Makale özeti ve diğer detaylar.
İnsan hakları kavramının kuşaklara göre yapılan ayrımında birinci kuşak haklar içerisinde yer alan düşünce ve ifade özgürlüğü, dinamik bir yapıya sahip olup zamanla değişime uğramaktadır. Düşünce ve ifade özgürlüğü, insanların düşüncelerinden ve düşüncelerinin dışa yansıması olan ifadelerinden dolayı hukukun genel ilkeleri çerçevesindeki kısıtlamalar dışında sorumlu tutulmamasıdır. Ancak bazen ülkelerin siyasi atmosferi nedeniyle özellikle elinde iktidar gücünü bulunduran kesimler tarafından değişik amaçlarla düşünce ve ifade özgürlüğünü kısıtlayıcı düzenlemeler yapılabilmektedir. Düşünce ve ifade özgürlüğünü demokratik bir ülkede kısıtlayan hükümlerden birisi de ülkemizdeki Türk Ceza Kanunu 301. maddesindeki hükmün benzeri düzenlemeler olduğu ileri sürülmektedir. Ülkemizde bu düzenleme ile Türk milletini, Türkiye Cumhuriyeti Devletini, devletin bazı kurum ve organlarını aşağılamak suç olarak kabul edilmiştir. Avrupa Birliğine üye ülkelerin bazılarında Türk Ceza Kanunu 301. madde benzeri düzenlemeler olmakla birlikte Türkiye, maddenin uygulamaları yönünden sık sık eleştirilere uğramakta ve kanundan bu maddenin çıkartılması tavsiye olunmaktadır. Bu eleştiriler bazen haklı olmakla birlikte 301. maddenin tamamının kanundan çıkarılmasının, maddenin koruduğu değer ve kurumlara yapılan aşağılayıcı ifadelerin yaptırımsız kalabileceği ve bazı durumlarda toplumda onarılmaz yaralar açabileceğini de göz önünde tutmak gerekir.
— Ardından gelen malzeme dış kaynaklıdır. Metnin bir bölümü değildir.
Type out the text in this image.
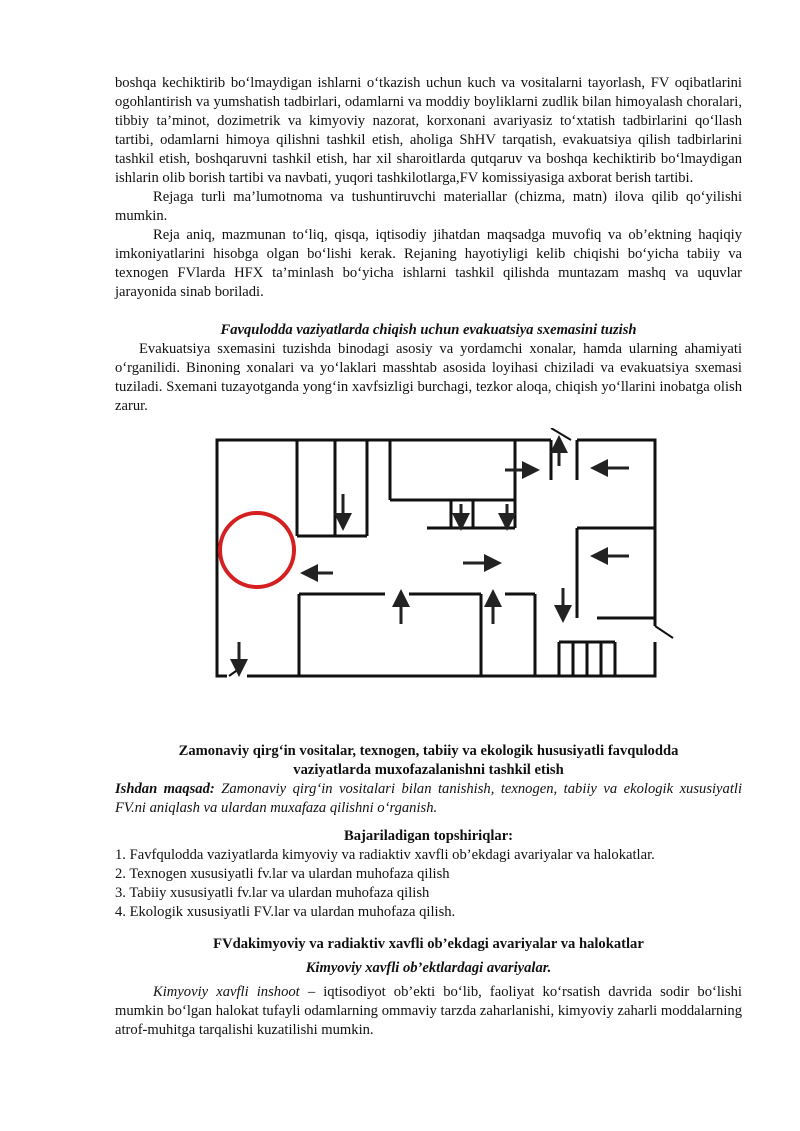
boshqa kechiktirib bo‘lmaydigan ishlarni o‘tkazish uchun kuch va vositalarni tayorlash, FV oqibatlarini ogohlantirish va yumshatish tadbirlari, odamlarni va moddiy boyliklarni zudlik bilan himoyalash choralari, tibbiy ta’minot, dozimetrik va kimyoviy nazorat, korxonani avariyasiz to‘xtatish tadbirlarini qo‘llash tartibi, odamlarni himoya qilishni tashkil etish, aholiga ShHV tarqatish, evakuatsiya qilish tadbirlarini tashkil etish, boshqaruvni tashkil etish, har xil sharoitlarda qutqaruv va boshqa kechiktirib bo‘lmaydigan ishlarin olib borish tartibi va navbati, yuqori tashkilotlarga,FV komissiyasiga axborat berish tartibi.

Rejaga turli ma’lumotnoma va tushuntiruvchi materiallar (chizma, matn) ilova qilib qo‘yilishi mumkin.

Reja aniq, mazmunan to‘liq, qisqa, iqtisodiy jihatdan maqsadga muvofiq va ob’ektning haqiqiy imkoniyatlarini hisobga olgan bo‘lishi kerak. Rejaning hayotiyligi kelib chiqishi bo‘yicha tabiiy va texnogen FVlarda HFX ta’minlash bo‘yicha ishlarni tashkil qilishda muntazam mashq va uquvlar jarayonida sinab boriladi.

Favqulodda vaziyatlarda chiqish uchun evakuatsiya sxemasini tuzish

Evakuatsiya sxemasini tuzishda binodagi asosiy va yordamchi xonalar, hamda ularning ahamiyati o‘rganilidi. Binoning xonalari va yo‘laklari masshtab asosida loyihasi chiziladi va evakuatsiya sxemasi tuziladi. Sxemani tuzayotganda yong‘in xavfsizligi burchagi, tezkor aloqa, chiqish yo‘llarini inobatga olish zarur.

Zamonaviy qirg‘in vositalar, texnogen, tabiiy va ekologik hususiyatli favqulodda
vaziyatlarda muxofazalanishni tashkil etish

Ishdan maqsad: Zamonaviy qirg‘in vositalari bilan tanishish, texnogen, tabiiy va ekologik xususiyatli FV.ni aniqlash va ulardan muxafaza qilishni o‘rganish.

Bajariladigan topshiriqlar:

1. Favfqulodda vaziyatlarda kimyoviy va radiaktiv xavfli ob’ekdagi avariyalar va halokatlar.

2. Texnogen xususiyatli fv.lar va ulardan muhofaza qilish

3. Tabiiy xususiyatli fv.lar va ulardan muhofaza qilish

4. Ekologik xususiyatli FV.lar va ulardan muhofaza qilish.

FVdakimyoviy va radiaktiv xavfli ob’ekdagi avariyalar va halokatlar

Kimyoviy xavfli ob’ektlardagi avariyalar.

Kimyoviy xavfli inshoot – iqtisodiyot ob’ekti bo‘lib, faoliyat ko‘rsatish davrida sodir bo‘lishi mumkin bo‘lgan halokat tufayli odamlarning ommaviy tarzda zaharlanishi, kimyoviy zaharli moddalarning atrof-muhitga tarqalishi kuzatilishi mumkin.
The freedom of thought and expression which is in the first-generation of human rights according to the division of human rights into the generations, has a dynamical structure and varies by the passage of time.The freedom of thought and expression is not making the people responsible for their thoughts and the expressions-which are the reflections of their thoughts-except the restrictions which are within the framework of the genereal principles of law. But, sometimes because of the countries political athmosphere some restrictive regulations are done about the freedom of thought and expression especially by the groups with different aims who hold the government power. It is alleged that one of the rules which restricts the freedom of thought and expression in a democratical country is Turkish Penal Code article 301. in our country. It is alleged that there are some regulations like the rules which are in article 301. with these regulations, humiliating the Turkish Republic and some foundations and organs of the state recognized as a crime in our country. Although there are some regulations which are like the Türkish Penal Code article 301. in some of the European Union Countries. Turkey often takes criticisms about the application of these article and advised to elicit this article from the code. These criticisms could be right sometimes but it should be considered that eliciting this article ( this article protects some values and foundations) could leave the expressions which humiliate the values and foundations without any sanction. And it also should be considered doing that could cause some irrecoverable injuries in the society in some situations.